A third, and important, concern is our quest for binational and bilateral institutions – beginning with the now century-old International Joint Commission – to provide an agreed set of rules for procedure. These provide both assurance and confidence, especially for business, commerce and investment, as they level the playing field to a large extent. 

There are many gems contained in In Roosevelt’s Bright Shadow including Ronald Reagan’s defence of the seal hunt and George H.W. Bush on the thrill of fishing for Arctic char. But two are required reading. Bill Clinton’s defence of federalism and the six questions he poses as a test of federalism at the Forum of the Federations Mont-Tremblant conference in October 1999 has continuing currency. So does the lesson on the American constitution delivered by the junior senator from Massachusetts at the University of Montreal in December 1953. Canadian policy-makers frustrated by the machinations of the American system would do well to read this speech, especially this passage:

Our constitutional founders believed that liberty could be preserved only when the motions of government were slow, the power divided, and tie provided for the wisdom of the people to operate against precipitous and ill-considered action. The delegates believed that they were sacrificing efficiency for liberty. They believed, in the words of James Madison, who in his middle thirties was the most vigorous figure in Philadelphia that they were “so contriving the interior structure of the government as that its several constituent parts may, by their mutual relations…be the means of keeping each other in their proper places.” (151)

The author? John F. Kennedy.

Kennedy would later enunciate what is still the pithiest statement on the Canadian-American relationship to a joint session of Parliament in May, 1961, shortly after he assumed the presidency: “Geography has made us neighbours. History has made us friends. Economics has made us partners. And necessity has made us allies. Those whom nature hath so joined together, let no man put asunder.” (80)

Keeping that relationship on an even keel is an ongoing challenge, especially for Canada.

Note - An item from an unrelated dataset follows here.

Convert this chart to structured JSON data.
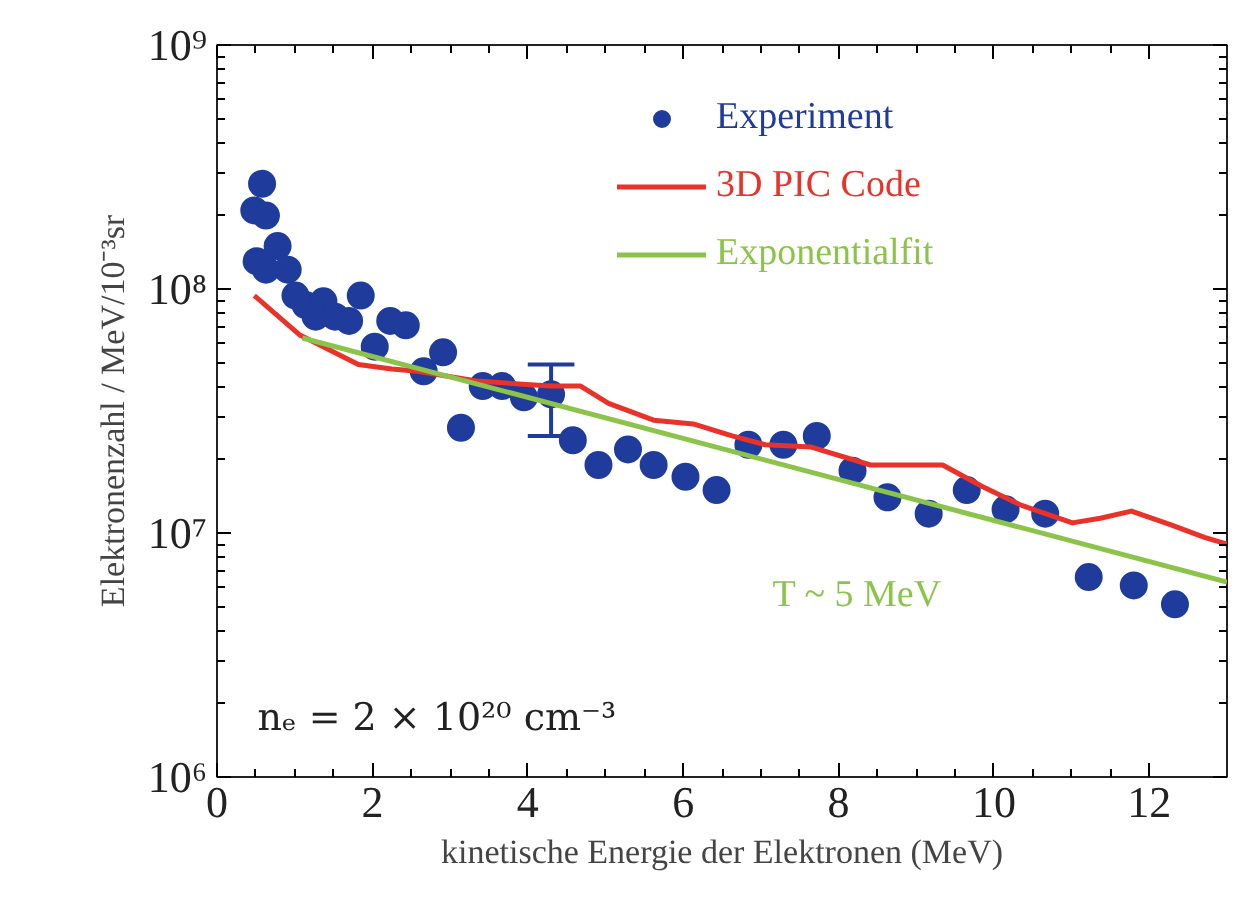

The burden of primacy means that the United States is preoccupied by crisis abroad and when it comes to the neighbourhood, the problems come from the south – the long-running quarrel with Castro, the frustrations with Chavez and the concern over the fate of Calderone and his existential civil war with the drug cartels. Canada isn’t really a problem and out of sight usually means out of mind. Thus the Canadian challenge of dealing with the hegemon.